Pickling The Last Bits of Summer With Easy Brine and Binge Watching

It's the end of August and the kids are back at school, and now you can make the most of what is left of the long hot summer days, but by yourself! Are you in the pool with the large mattress float, are you exercising with the music blaring, or how about binge-watching your favorite shows on the patio (with a huge bucket of popcorn)?


Whatever you're doing, I hope that you can find your beachy waves if you want them still.
Source: Pinterest


For myself, I deep clean the house! So many neglected spots and dust bunnies, I've lost count. I also embark on picking the haul in the garden. My family loves pickled foods and I  have just the easiest of all pickling brine recipes.

This recipe is tried and true! I have been using it for many years. It is a cold pickling method instead of the boiling canning that once was the prominent way to make pickled foods. This method uses only a few ingredients and within the week they're ready to eat.

Easy Pickling Recipe (Dill)

This recipe uses Quart jars, but you can use a myriad of jars as long as you mix the brine right.
You will yield approximately 3 quarts.

Needed: 
Saucepan
mason jars or mason jar type jars w/lids  (clean)

Ingredients:

Pickling cucumbers (these are the smaller cucumbers) About 10.
4 Cups of water
2 TBSP Kosher salt
2Cups of White vinegar
1 tsp sugar
1 large bunch of fresh dill
1 full head of fresh garlic (remove skins & smash)
whole pepper peppercorns (at least use one to two per jar~or to taste)

Steps:
1. slice cukes into spears (can cut coins if desired)
2. To make brine: in a saucepan combine the
water, vinegar, and sugar on low to medium heat stir until sugar dissolves.

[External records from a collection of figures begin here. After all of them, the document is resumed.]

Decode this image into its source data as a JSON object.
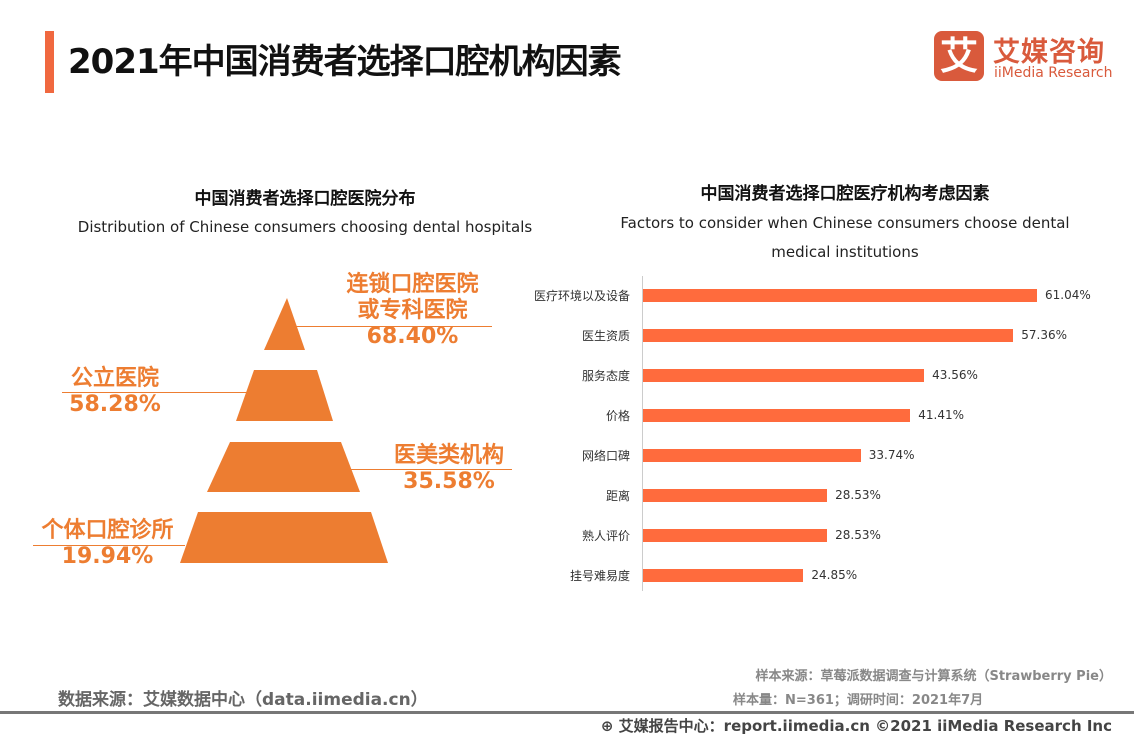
{
  "header": {
    "title": "2021年中国消费者选择口腔机构因素",
    "logo_mark": "艾",
    "logo_cn": "艾媒咨询",
    "logo_en": "iiMedia Research"
  },
  "left": {
    "title_cn": "中国消费者选择口腔医院分布",
    "title_en": "Distribution of Chinese consumers choosing dental hospitals",
    "layers": [
      {
        "label_lines": [
          "连锁口腔医院",
          "或专科医院"
        ],
        "value": "68.40%"
      },
      {
        "label_lines": [
          "公立医院"
        ],
        "value": "58.28%"
      },
      {
        "label_lines": [
          "医美类机构"
        ],
        "value": "35.58%"
      },
      {
        "label_lines": [
          "个体口腔诊所"
        ],
        "value": "19.94%"
      }
    ]
  },
  "chart_data": {
    "type": "bar",
    "orientation": "horizontal",
    "title": "中国消费者选择口腔医疗机构考虑因素",
    "subtitle": "Factors to consider when Chinese consumers choose dental medical institutions",
    "subtitle_lines": [
      "Factors to consider when Chinese consumers choose dental",
      "medical institutions"
    ],
    "categories": [
      "医疗环境以及设备",
      "医生资质",
      "服务态度",
      "价格",
      "网络口碑",
      "距离",
      "熟人评价",
      "挂号难易度"
    ],
    "values": [
      61.04,
      57.36,
      43.56,
      41.41,
      33.74,
      28.53,
      28.53,
      24.85
    ],
    "value_labels": [
      "61.04%",
      "57.36%",
      "43.56%",
      "41.41%",
      "33.74%",
      "28.53%",
      "28.53%",
      "24.85%"
    ],
    "color": "#FF6B3D"
  },
  "footer": {
    "source": "数据来源：艾媒数据中心（data.iimedia.cn）",
    "sample_source": "样本来源：草莓派数据调查与计算系统（Strawberry Pie）",
    "sample_size": "样本量：N=361；调研时间：2021年7月",
    "credit": "艾媒报告中心：report.iimedia.cn ©2021  iiMedia Research  Inc"
  },
  "colors": {
    "accent": "#F0683F",
    "pyramid": "#ED7D31",
    "bar": "#FF6B3D",
    "logo": "#D95A3C"
  }
}
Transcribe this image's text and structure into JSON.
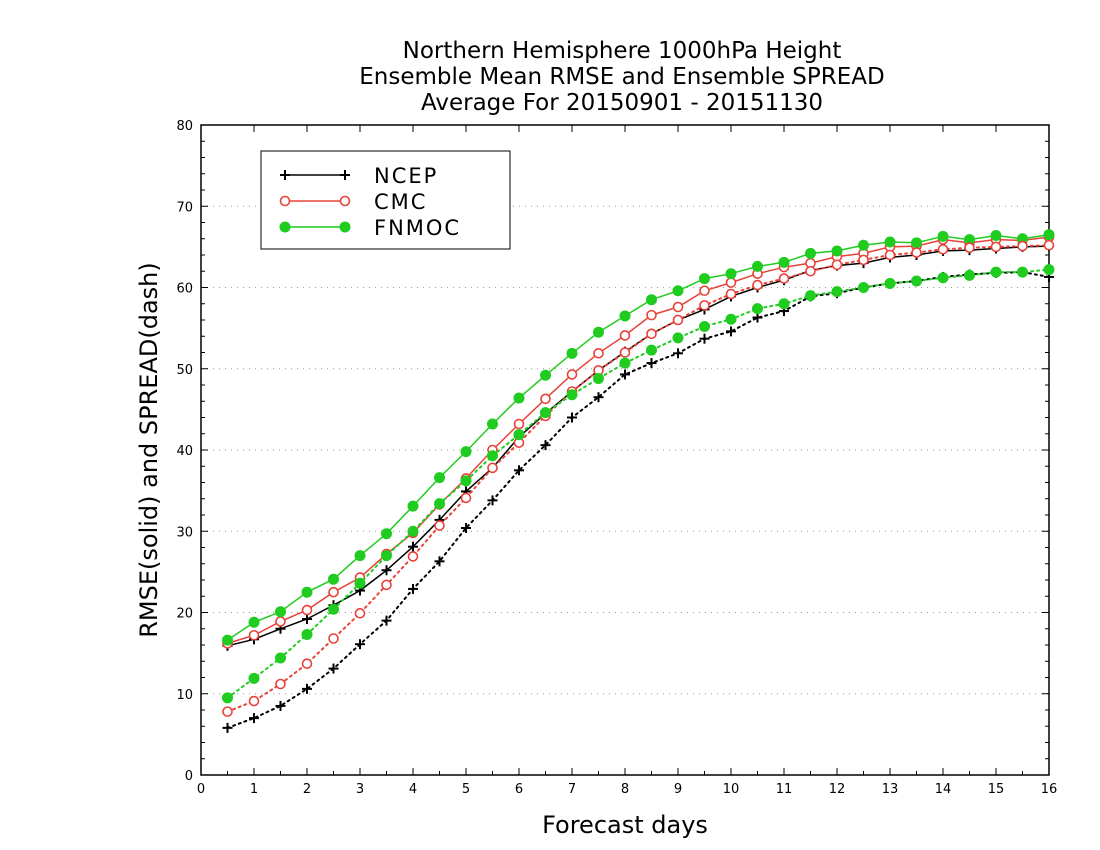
{
  "chart_data": {
    "type": "line",
    "title": [
      "Northern Hemisphere 1000hPa Height",
      "Ensemble Mean RMSE and Ensemble SPREAD",
      "Average For 20150901 - 20151130"
    ],
    "xlabel": "Forecast days",
    "ylabel": "RMSE(solid) and SPREAD(dash)",
    "xlim": [
      0,
      16
    ],
    "ylim": [
      0,
      80
    ],
    "xticks": [
      "0",
      "1",
      "2",
      "3",
      "4",
      "5",
      "6",
      "7",
      "8",
      "9",
      "10",
      "11",
      "12",
      "13",
      "14",
      "15",
      "16"
    ],
    "yticks": [
      "0",
      "10",
      "20",
      "30",
      "40",
      "50",
      "60",
      "70",
      "80"
    ],
    "grid": "horizontal dotted",
    "legend_position": "top-left",
    "x": [
      0.5,
      1,
      1.5,
      2,
      2.5,
      3,
      3.5,
      4,
      4.5,
      5,
      5.5,
      6,
      6.5,
      7,
      7.5,
      8,
      8.5,
      9,
      9.5,
      10,
      10.5,
      11,
      11.5,
      12,
      12.5,
      13,
      13.5,
      14,
      14.5,
      15,
      15.5,
      16
    ],
    "series": [
      {
        "name": "NCEP",
        "metric": "RMSE",
        "style": "solid",
        "marker": "plus",
        "color": "#000000",
        "values": [
          15.9,
          16.7,
          18.0,
          19.2,
          20.9,
          22.7,
          25.2,
          28.1,
          31.4,
          34.9,
          37.8,
          41.6,
          44.5,
          47.2,
          49.8,
          52.1,
          54.3,
          56.0,
          57.3,
          58.9,
          60.0,
          60.9,
          62.1,
          62.7,
          63.0,
          63.7,
          64.0,
          64.5,
          64.6,
          64.8,
          65.0,
          65.1
        ]
      },
      {
        "name": "CMC",
        "metric": "RMSE",
        "style": "solid",
        "marker": "open-circle",
        "color": "#e8423a",
        "values": [
          16.2,
          17.2,
          18.9,
          20.3,
          22.5,
          24.3,
          27.2,
          29.8,
          33.3,
          36.5,
          40.0,
          43.2,
          46.3,
          49.3,
          51.9,
          54.1,
          56.6,
          57.6,
          59.6,
          60.6,
          61.7,
          62.5,
          63.0,
          63.8,
          64.2,
          65.0,
          65.1,
          65.9,
          65.5,
          65.9,
          65.8,
          66.2
        ]
      },
      {
        "name": "FNMOC",
        "metric": "RMSE",
        "style": "solid",
        "marker": "filled-circle",
        "color": "#1fcc1f",
        "values": [
          16.6,
          18.8,
          20.1,
          22.5,
          24.1,
          27.0,
          29.7,
          33.1,
          36.6,
          39.8,
          43.2,
          46.4,
          49.2,
          51.9,
          54.5,
          56.5,
          58.5,
          59.6,
          61.1,
          61.7,
          62.6,
          63.1,
          64.2,
          64.5,
          65.2,
          65.6,
          65.5,
          66.3,
          65.9,
          66.4,
          66.0,
          66.5
        ]
      },
      {
        "name": "NCEP",
        "metric": "SPREAD",
        "style": "dotted",
        "marker": "plus",
        "color": "#000000",
        "values": [
          5.8,
          7.0,
          8.5,
          10.6,
          13.1,
          16.1,
          19.0,
          22.9,
          26.3,
          30.4,
          33.8,
          37.5,
          40.6,
          44.0,
          46.5,
          49.3,
          50.7,
          51.9,
          53.7,
          54.6,
          56.3,
          57.1,
          58.9,
          59.3,
          60.0,
          60.5,
          60.8,
          61.3,
          61.6,
          61.8,
          61.9,
          61.3
        ]
      },
      {
        "name": "CMC",
        "metric": "SPREAD",
        "style": "dotted",
        "marker": "open-circle",
        "color": "#e8423a",
        "values": [
          7.8,
          9.1,
          11.2,
          13.7,
          16.8,
          19.9,
          23.4,
          26.9,
          30.7,
          34.1,
          37.8,
          40.9,
          44.2,
          47.2,
          49.8,
          52.0,
          54.3,
          56.0,
          57.8,
          59.2,
          60.3,
          61.1,
          62.0,
          62.8,
          63.4,
          64.0,
          64.3,
          64.7,
          64.9,
          65.0,
          65.1,
          65.2
        ]
      },
      {
        "name": "FNMOC",
        "metric": "SPREAD",
        "style": "dotted",
        "marker": "filled-circle",
        "color": "#1fcc1f",
        "values": [
          9.5,
          11.9,
          14.4,
          17.3,
          20.4,
          23.6,
          27.0,
          30.0,
          33.4,
          36.2,
          39.3,
          41.9,
          44.6,
          46.8,
          48.8,
          50.7,
          52.3,
          53.8,
          55.2,
          56.1,
          57.4,
          58.0,
          59.0,
          59.5,
          60.0,
          60.5,
          60.8,
          61.2,
          61.5,
          61.9,
          61.9,
          62.2
        ]
      }
    ],
    "legend": [
      {
        "label": "NCEP",
        "marker": "plus",
        "color": "#000000"
      },
      {
        "label": "CMC",
        "marker": "open-circle",
        "color": "#e8423a"
      },
      {
        "label": "FNMOC",
        "marker": "filled-circle",
        "color": "#1fcc1f"
      }
    ]
  }
}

Once dissolves remove from heat. Set the pan aside to cool to room temp.
3. Once the brine has cooled add your speared cukes. Leave wiggle room in the jars, don't pack too tightly.
4. Now add to each jar the sprigs of dill, 1-2 cloves of garlic (depending on its size and to your taste),
and divvy up the salt(should be separating between three jars) and add as well as a couple peppercorns.
5. Now fill the cooled brine to cover the tops of the cuke spears.
6. When topped with brine, tightly close each lid. (air-tight lids are needed)
7. Now put each jar into the refrigerator. Let steep for at least one week.  After one week you can eat.
(*put stickers on top put dates on when you put them in the fridge)

*A Bay leaf or onions are optional to add into each jar.
**Vegetables can be put into this type brine as well such as carrots(cleaned and cut), cauliflower, broccoli, or green beans (cleaned and slightly blanched) or green tomato. You may also prefer thyme or rosemary in place of dill.

***The cukes and vegetables can be kept up to two months, however, you can reuse the brine again!



Image result for pickled cucumbers
source: Pinterest


Find your last bits of the beautiful summer with the last summer fling on the patio with your friends and family as you impress them with homemade pickles or vegetables!